Oxidative Stress and Immunosenescence: Therapeutic Effects of Melatonin

Department of Physiology, Neuroimmunophysiology and Chrononutrition Research Group, Faculty of Science, University of Extremadura, 06006 Badajoz, Spain

Received 9 October 2012; Accepted 13 December 2012

Academic Editor: Sumitra Miriyala

Copyright © 2012 Javier Espino et al. This is an open access article distributed under the Creative Commons Attribution License, which permits unrestricted use, distribution, and reproduction in any medium, provided the original work is properly cited.

Abstract

Age-associated deterioration in the immune system, which is referred to as immunosenescence, contributes to an increased susceptibility to infectious diseases, autoimmunity, and cancer in the elderly. A summary of major changes associated with aging in immune system is described in this paper.

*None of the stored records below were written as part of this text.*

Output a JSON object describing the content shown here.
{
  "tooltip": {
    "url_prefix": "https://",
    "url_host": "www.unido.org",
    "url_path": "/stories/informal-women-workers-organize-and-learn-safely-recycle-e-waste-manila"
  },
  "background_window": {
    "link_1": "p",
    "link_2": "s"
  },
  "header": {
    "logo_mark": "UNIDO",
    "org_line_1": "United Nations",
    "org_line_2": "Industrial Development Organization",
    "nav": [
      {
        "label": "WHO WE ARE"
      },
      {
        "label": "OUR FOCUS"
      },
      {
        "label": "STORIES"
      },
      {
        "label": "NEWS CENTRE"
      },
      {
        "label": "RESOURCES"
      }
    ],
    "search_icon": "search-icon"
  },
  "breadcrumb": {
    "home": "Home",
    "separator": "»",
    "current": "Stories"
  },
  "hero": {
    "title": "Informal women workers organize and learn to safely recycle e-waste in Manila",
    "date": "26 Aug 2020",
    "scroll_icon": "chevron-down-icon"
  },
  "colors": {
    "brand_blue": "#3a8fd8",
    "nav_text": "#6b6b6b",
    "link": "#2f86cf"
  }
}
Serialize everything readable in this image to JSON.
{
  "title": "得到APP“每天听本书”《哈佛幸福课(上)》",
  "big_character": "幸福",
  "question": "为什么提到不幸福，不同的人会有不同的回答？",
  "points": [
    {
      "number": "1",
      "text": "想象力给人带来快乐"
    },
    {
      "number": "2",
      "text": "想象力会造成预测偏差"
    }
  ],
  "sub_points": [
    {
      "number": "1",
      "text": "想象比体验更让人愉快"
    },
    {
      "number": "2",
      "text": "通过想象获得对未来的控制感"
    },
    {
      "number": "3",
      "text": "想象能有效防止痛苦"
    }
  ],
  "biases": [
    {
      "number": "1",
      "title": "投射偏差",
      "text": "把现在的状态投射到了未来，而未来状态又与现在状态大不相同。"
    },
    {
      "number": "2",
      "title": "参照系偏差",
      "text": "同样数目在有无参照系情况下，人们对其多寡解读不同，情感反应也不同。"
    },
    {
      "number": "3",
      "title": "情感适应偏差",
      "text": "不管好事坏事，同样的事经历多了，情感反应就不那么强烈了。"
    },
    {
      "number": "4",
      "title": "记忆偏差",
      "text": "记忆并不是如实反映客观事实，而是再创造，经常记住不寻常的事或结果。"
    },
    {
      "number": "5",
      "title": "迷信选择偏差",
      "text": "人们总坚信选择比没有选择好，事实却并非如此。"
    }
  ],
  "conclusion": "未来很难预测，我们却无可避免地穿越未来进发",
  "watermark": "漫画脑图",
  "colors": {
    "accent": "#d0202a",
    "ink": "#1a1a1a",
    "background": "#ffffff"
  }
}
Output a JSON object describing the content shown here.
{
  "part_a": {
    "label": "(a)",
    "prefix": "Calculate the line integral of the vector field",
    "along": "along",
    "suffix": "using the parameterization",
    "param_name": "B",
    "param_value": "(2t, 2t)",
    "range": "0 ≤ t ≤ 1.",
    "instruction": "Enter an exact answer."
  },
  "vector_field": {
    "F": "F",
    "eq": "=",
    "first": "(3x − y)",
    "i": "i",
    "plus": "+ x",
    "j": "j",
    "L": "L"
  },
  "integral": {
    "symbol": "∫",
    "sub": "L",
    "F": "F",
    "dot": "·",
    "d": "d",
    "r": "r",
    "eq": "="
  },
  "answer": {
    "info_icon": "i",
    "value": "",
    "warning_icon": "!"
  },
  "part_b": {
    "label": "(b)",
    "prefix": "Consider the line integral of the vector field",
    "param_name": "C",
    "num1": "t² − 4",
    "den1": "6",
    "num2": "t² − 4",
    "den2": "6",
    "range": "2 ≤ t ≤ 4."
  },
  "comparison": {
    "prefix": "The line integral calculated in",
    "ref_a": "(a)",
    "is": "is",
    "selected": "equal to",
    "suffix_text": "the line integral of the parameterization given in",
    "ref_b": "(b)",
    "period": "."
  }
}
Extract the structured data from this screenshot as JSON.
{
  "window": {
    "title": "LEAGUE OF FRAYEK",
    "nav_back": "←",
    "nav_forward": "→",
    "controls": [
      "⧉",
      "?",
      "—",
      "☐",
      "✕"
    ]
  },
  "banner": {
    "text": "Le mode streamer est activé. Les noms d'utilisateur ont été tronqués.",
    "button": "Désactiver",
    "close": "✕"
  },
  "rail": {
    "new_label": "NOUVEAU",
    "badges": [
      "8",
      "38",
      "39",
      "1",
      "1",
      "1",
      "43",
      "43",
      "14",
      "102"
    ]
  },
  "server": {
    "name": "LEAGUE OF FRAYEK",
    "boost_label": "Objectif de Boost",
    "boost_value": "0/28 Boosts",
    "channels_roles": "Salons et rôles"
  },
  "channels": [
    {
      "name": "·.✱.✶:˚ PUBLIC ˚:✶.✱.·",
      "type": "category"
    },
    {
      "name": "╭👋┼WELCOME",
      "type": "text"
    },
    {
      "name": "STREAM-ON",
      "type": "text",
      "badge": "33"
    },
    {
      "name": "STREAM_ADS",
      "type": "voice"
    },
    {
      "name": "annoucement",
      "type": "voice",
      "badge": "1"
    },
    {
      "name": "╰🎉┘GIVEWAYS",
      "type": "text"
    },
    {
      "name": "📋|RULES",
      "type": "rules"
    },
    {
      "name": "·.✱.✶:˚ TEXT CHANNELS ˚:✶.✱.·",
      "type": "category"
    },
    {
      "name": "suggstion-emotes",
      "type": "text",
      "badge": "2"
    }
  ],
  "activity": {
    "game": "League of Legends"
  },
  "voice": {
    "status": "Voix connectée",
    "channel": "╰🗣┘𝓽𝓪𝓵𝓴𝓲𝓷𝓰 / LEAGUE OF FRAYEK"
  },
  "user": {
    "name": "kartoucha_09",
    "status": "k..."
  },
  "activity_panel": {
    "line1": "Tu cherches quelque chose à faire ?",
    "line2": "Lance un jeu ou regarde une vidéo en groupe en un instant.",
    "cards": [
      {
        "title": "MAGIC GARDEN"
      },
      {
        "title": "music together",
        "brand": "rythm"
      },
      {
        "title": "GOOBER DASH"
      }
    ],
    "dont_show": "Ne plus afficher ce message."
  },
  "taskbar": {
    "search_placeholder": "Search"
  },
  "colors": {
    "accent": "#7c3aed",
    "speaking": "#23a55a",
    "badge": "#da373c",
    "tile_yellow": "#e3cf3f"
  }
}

In general, immunosenescence is characterized by reduced levels of peripheral naïve T cells derived from thymus and the loss of immature B lineage cells in the bone marrow. As for macrophages and granulocytes, they show functional decline with advancing age as evidenced by their diminished phagocytic activity and impairment of superoxide generation. The indole melatonin is mainly secreted in the pineal gland although it has been also detected in many other tissues. As circulating melatonin decreases with age coinciding with the age-related decline of the immune system, much interest has been focused on melatonin’s immunomodulatory effect in recent years. Here, we underlie the antioxidant and immunoenhancing actions displayed by melatonin, thereby providing evidence for the potential application of this indoleamine as a “replacement therapy” to limit or reverse some of the effects of the changes that occur during immunosenescence.